Genealogist Jane Haldeman keeps binders full of family

Genealogist Jane Haldeman keeps binders full of family research in her office library. Photo Credit: TNS / Susan Thanepohn

DNA testing kits and massive amounts of information on the internet and TV have made genealogy a popular hobby, but fans say it has been an addictive one for a long time.

“I think that interest has grown and a big contributing factor has been television shows on family history as well as Ancestry[.com] ads,” said Janice Fritsch, facilitator for the Somonauk Library Genealogical Club in Somonauk, Illinois. She also is a former president of the Illinois State Genealogical Society and a past board member of the Federation of Genealogical Societies.

Fritsch became interested in genealogy in 1995. A family reunion piqued her interest when she and her brother and cousins decided to put a family tree together, she said.

Jane Haldeman of Naperville, Illinois, became interested in genealogy when her eighth-grade teacher back in Iowa gave the class an assignment to interview parents and grandparents about family history. She wrote to various family members asking for their input. She still has the replies, and she was surprised to find her original letter among her grandmother’s keepsakes after her grandmother’s death.

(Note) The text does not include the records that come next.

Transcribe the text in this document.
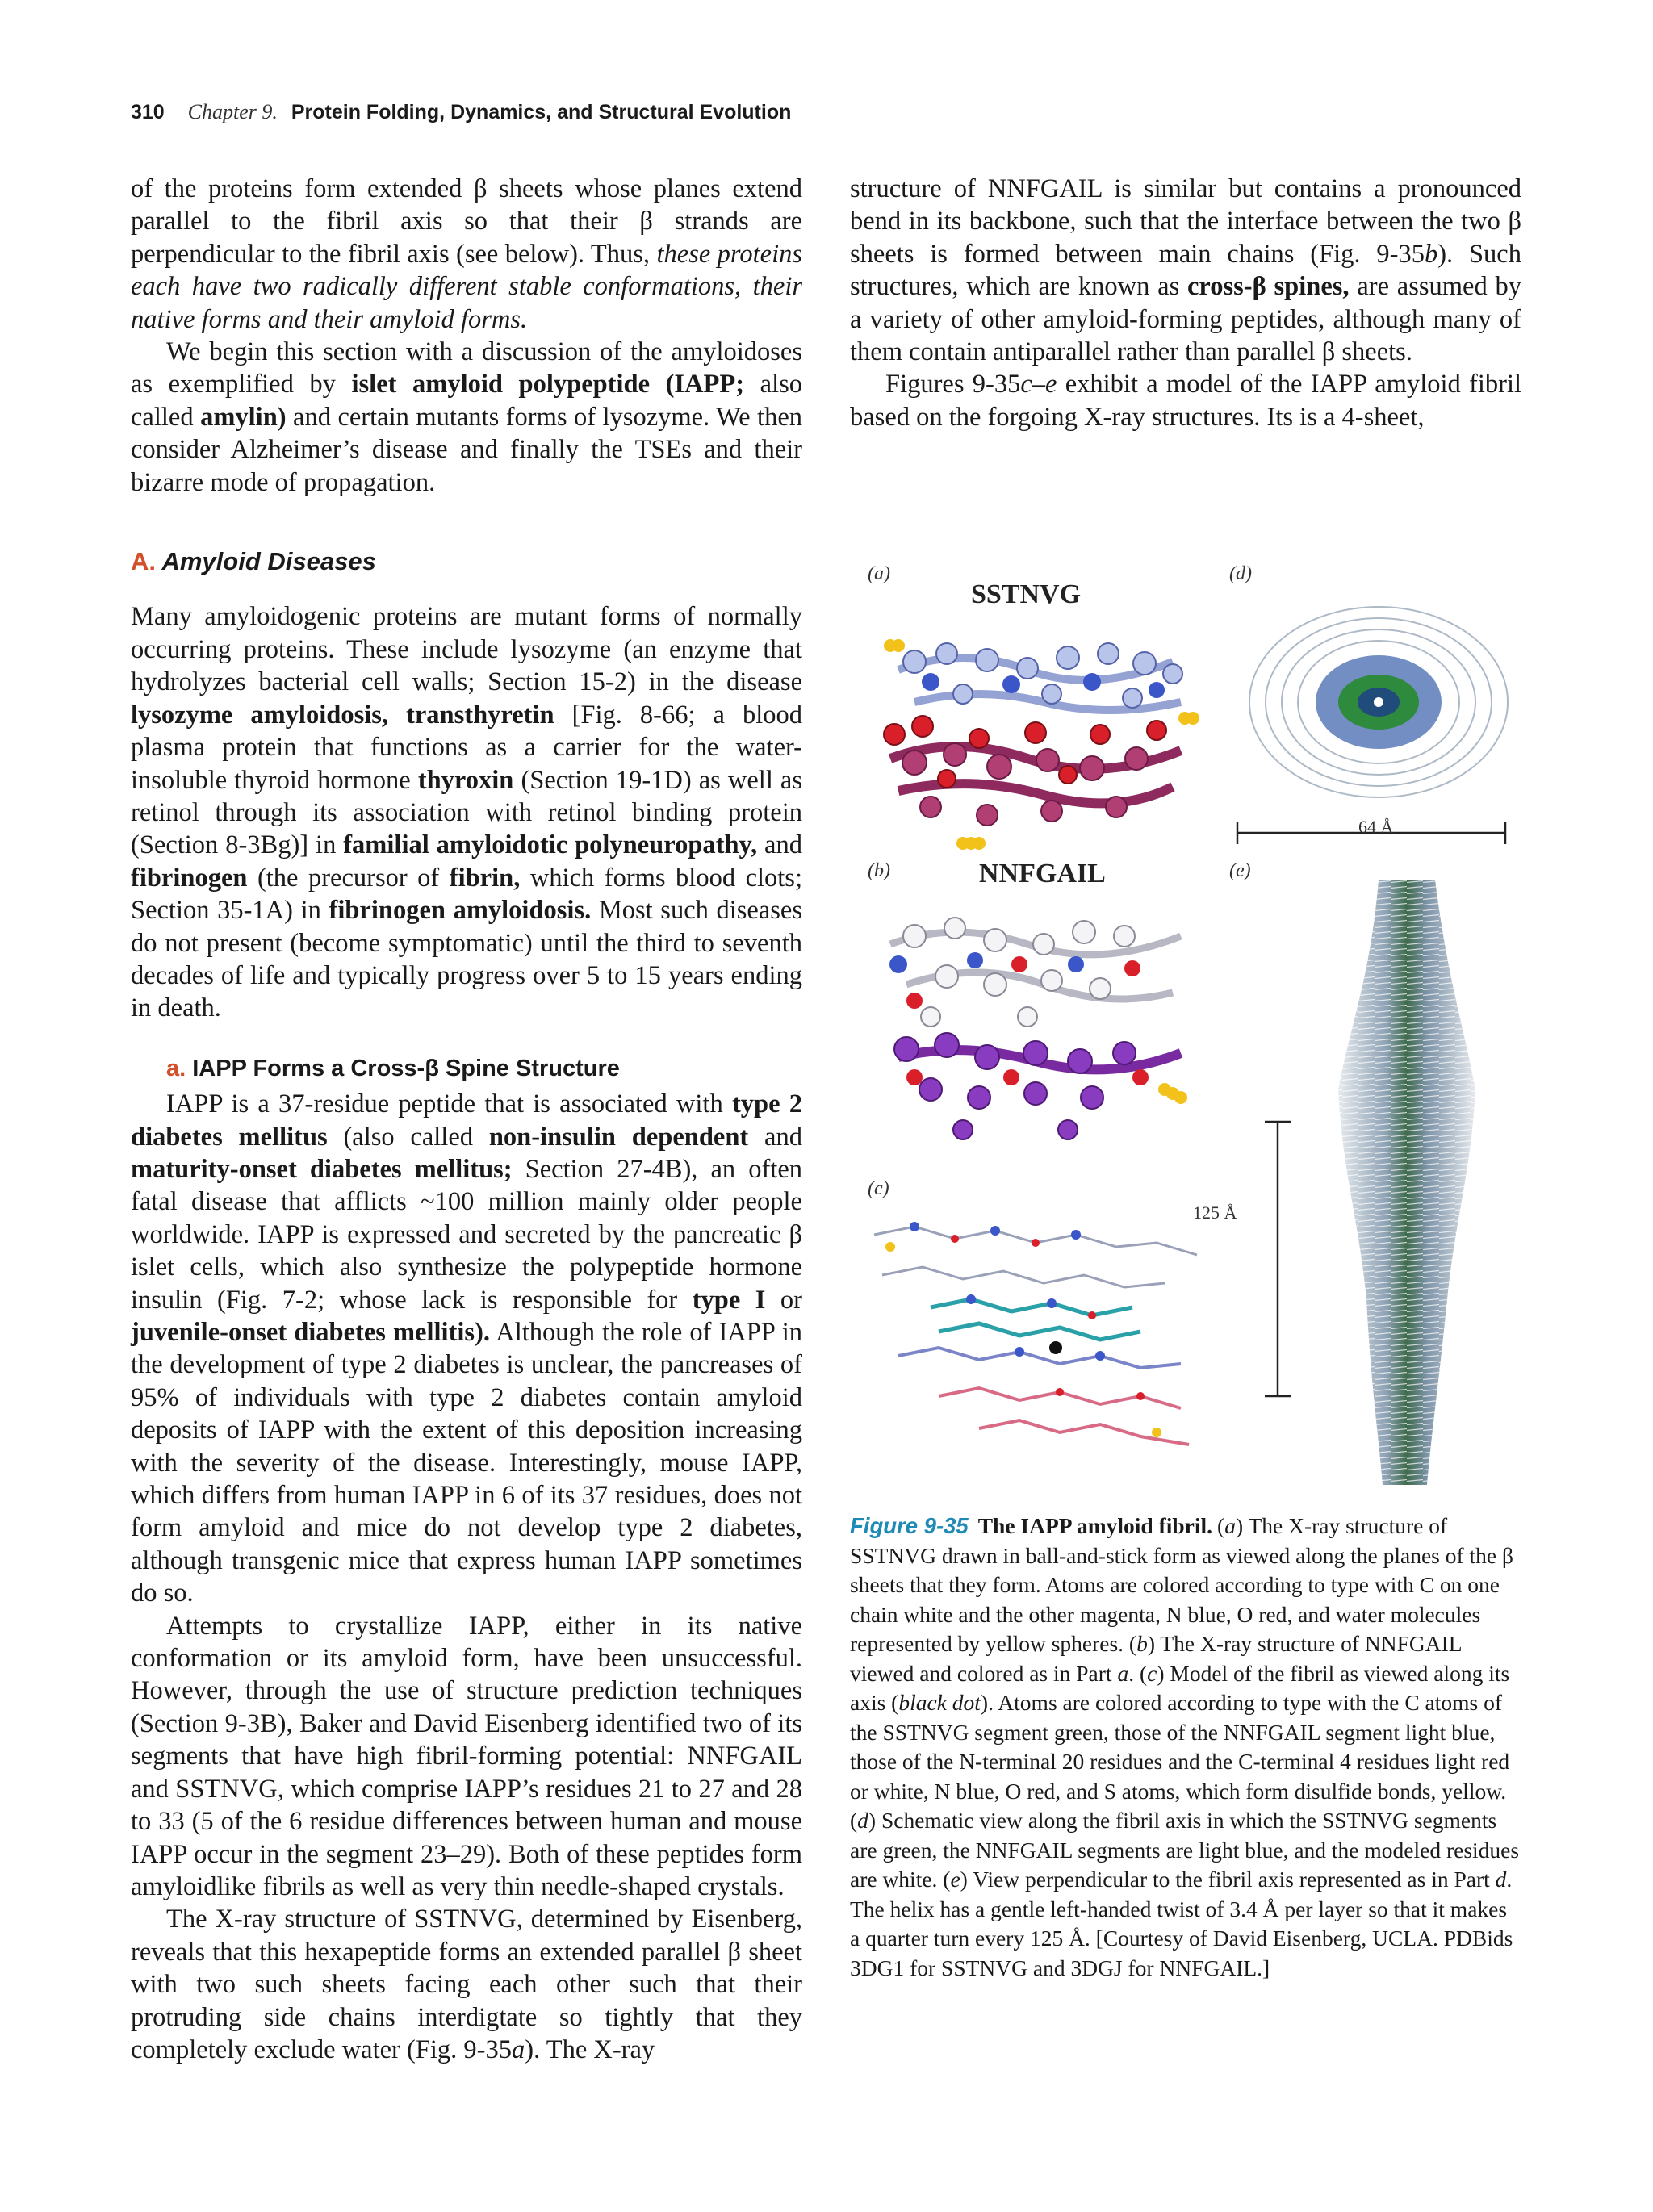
310 Chapter 9. Protein Folding, Dynamics, and Structural Evolution

of the proteins form extended β sheets whose planes extend parallel to the fibril axis so that their β strands are perpendicular to the fibril axis (see below). Thus, these proteins each have two radically different stable conformations, their native forms and their amyloid forms.

We begin this section with a discussion of the amyloidoses as exemplified by islet amyloid polypeptide (IAPP; also called amylin) and certain mutants forms of lysozyme. We then consider Alzheimer’s disease and finally the TSEs and their bizarre mode of propagation.

A. Amyloid Diseases

Many amyloidogenic proteins are mutant forms of normally occurring proteins. These include lysozyme (an enzyme that hydrolyzes bacterial cell walls; Section 15-2) in the disease lysozyme amyloidosis, transthyretin [Fig. 8-66; a blood plasma protein that functions as a carrier for the water-insoluble thyroid hormone thyroxin (Section 19-1D) as well as retinol through its association with retinol binding protein (Section 8-3Bg)] in familial amyloidotic polyneuropathy, and fibrinogen (the precursor of fibrin, which forms blood clots; Section 35-1A) in fibrinogen amyloidosis. Most such diseases do not present (become symptomatic) until the third to seventh decades of life and typically progress over 5 to 15 years ending in death.

a. IAPP Forms a Cross-β Spine Structure

IAPP is a 37-residue peptide that is associated with type 2 diabetes mellitus (also called non-insulin dependent and maturity-onset diabetes mellitus; Section 27-4B), an often fatal disease that afflicts ~100 million mainly older people worldwide. IAPP is expressed and secreted by the pancreatic β islet cells, which also synthesize the polypeptide hormone insulin (Fig. 7-2; whose lack is responsible for type I or juvenile-onset diabetes mellitis). Although the role of IAPP in the development of type 2 diabetes is unclear, the pancreases of 95% of individuals with type 2 diabetes contain amyloid deposits of IAPP with the extent of this deposition increasing with the severity of the disease. Interestingly, mouse IAPP, which differs from human IAPP in 6 of its 37 residues, does not form amyloid and mice do not develop type 2 diabetes, although transgenic mice that express human IAPP sometimes do so.

Attempts to crystallize IAPP, either in its native conformation or its amyloid form, have been unsuccessful. However, through the use of structure prediction techniques (Section 9-3B), Baker and David Eisenberg identified two of its segments that have high fibril-forming potential: NNFGAIL and SSTNVG, which comprise IAPP’s residues 21 to 27 and 28 to 33 (5 of the 6 residue differences between human and mouse IAPP occur in the segment 23–29). Both of these peptides form amyloidlike fibrils as well as very thin needle-shaped crystals.

The X-ray structure of SSTNVG, determined by Eisenberg, reveals that this hexapeptide forms an extended parallel β sheet with two such sheets facing each other such that their protruding side chains interdigtate so tightly that they completely exclude water (Fig. 9-35a). The X-ray

structure of NNFGAIL is similar but contains a pronounced bend in its backbone, such that the interface between the two β sheets is formed between main chains (Fig. 9-35b). Such structures, which are known as cross-β spines, are assumed by a variety of other amyloid-forming peptides, although many of them contain antiparallel rather than parallel β sheets.

Figures 9-35c–e exhibit a model of the IAPP amyloid fibril based on the forgoing X-ray structures. Its is a 4-sheet,

(a)	(d)
(b)	(e)
(c)
SSTNVG
NNFGAIL
64 Å
125 Å
Figure 9-35 The IAPP amyloid fibril. (a) The X-ray structure of SSTNVG drawn in ball-and-stick form as viewed along the planes of the β sheets that they form. Atoms are colored according to type with C on one chain white and the other magenta, N blue, O red, and water molecules represented by yellow spheres. (b) The X-ray structure of NNFGAIL viewed and colored as in Part a. (c) Model of the fibril as viewed along its axis (black dot). Atoms are colored according to type with the C atoms of the SSTNVG segment green, those of the NNFGAIL segment light blue, those of the N-terminal 20 residues and the C-terminal 4 residues light red or white, N blue, O red, and S atoms, which form disulfide bonds, yellow. (d) Schematic view along the fibril axis in which the SSTNVG segments are green, the NNFGAIL segments are light blue, and the modeled residues are white. (e) View perpendicular to the fibril axis represented as in Part d. The helix has a gentle left-handed twist of 3.4 Å per layer so that it makes a quarter turn every 125 Å. [Courtesy of David Eisenberg, UCLA. PDBids 3DG1 for SSTNVG and 3DGJ for NNFGAIL.]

Haldeman dabbled at genealogy after that, “but then life got in the way,” she said. About 25 years ago, she got back into genealogy. Her hobby evolved into a vocation. She now runs a genealogical service providing lectures, workshops, research and consultations, and she’s the former president of the Illinois State Genealogical Society and the Fox Valley Genealogical Society.

Haldeman has traced her family back to Colonial times with carefully documented research that she stores in the library in her office. She said that in the early days of genealogy, people would talk to family members or go to libraries, courthouses or cemeteries to do research. Then along came the internet, which provided access to a mountain of other information.

The advent of affordable and simple DNA testing has also become a revolutionary tool for genealogy research, Haldeman said. While relying on personal research or family lore can sometimes lead to errors, DNA is a scientifically based approach, testing the chromosomes that are passed along from generation to generation.

Fritsch thought she knew about most of her relatives, but DNA testing provided clues that led her to cousins she had not been aware of. She has since paid for DNA testing for all of her family members — parents, children and grandchildren. “This [information] is one thing that I can leave my family for the future,” she said.

DNA testing became popular, at least in part, because of TV commercials that linked it with helping to find family members, Haldeman said. However, she said, a lot of people think it can answer every question about their family. “It does not,” she said. “And sometimes it will tell you something that you didn’t expect, such as parentage or siblings you didn’t know about. You still need to do paperwork and to put together a tree. DNA is one more tool in genealogy.”

Haldeman said the popularity of DNA testing kits is understandable. “Many people do DNA testing because they want to know who they are,” she said. “That quest is very important when you are adopted. You have a hole in you as to who you really are.”

Haldeman said she knows a woman who had given a child up for adoption and had later married. The woman then had nine children with her husband. Through DNA testing, the child she had given up found her. Her husband already knew about the child, but she faced the difficult job of breaking the news to her other children. They not only took the news well, but they wanted to meet their “new” sibling and have become a very close family, she said.

GENEALOGY TIPS

For those considering doing their own family genealogy, Jane Haldeman and Janice Fritsch have some suggestions:

  • Talk to family members and be sure to record or write down stories, names, dates and other vital information. Don’t rely on memory.
  • Obtain copies of old family letters or records from family Bibles, birth, marriage or death certificates.
  • Check out online resources available for research and assembling your family tree.
  • Do research at libraries, courthouses, cemeteries and historical societies to get information, and also check old newspapers and church records.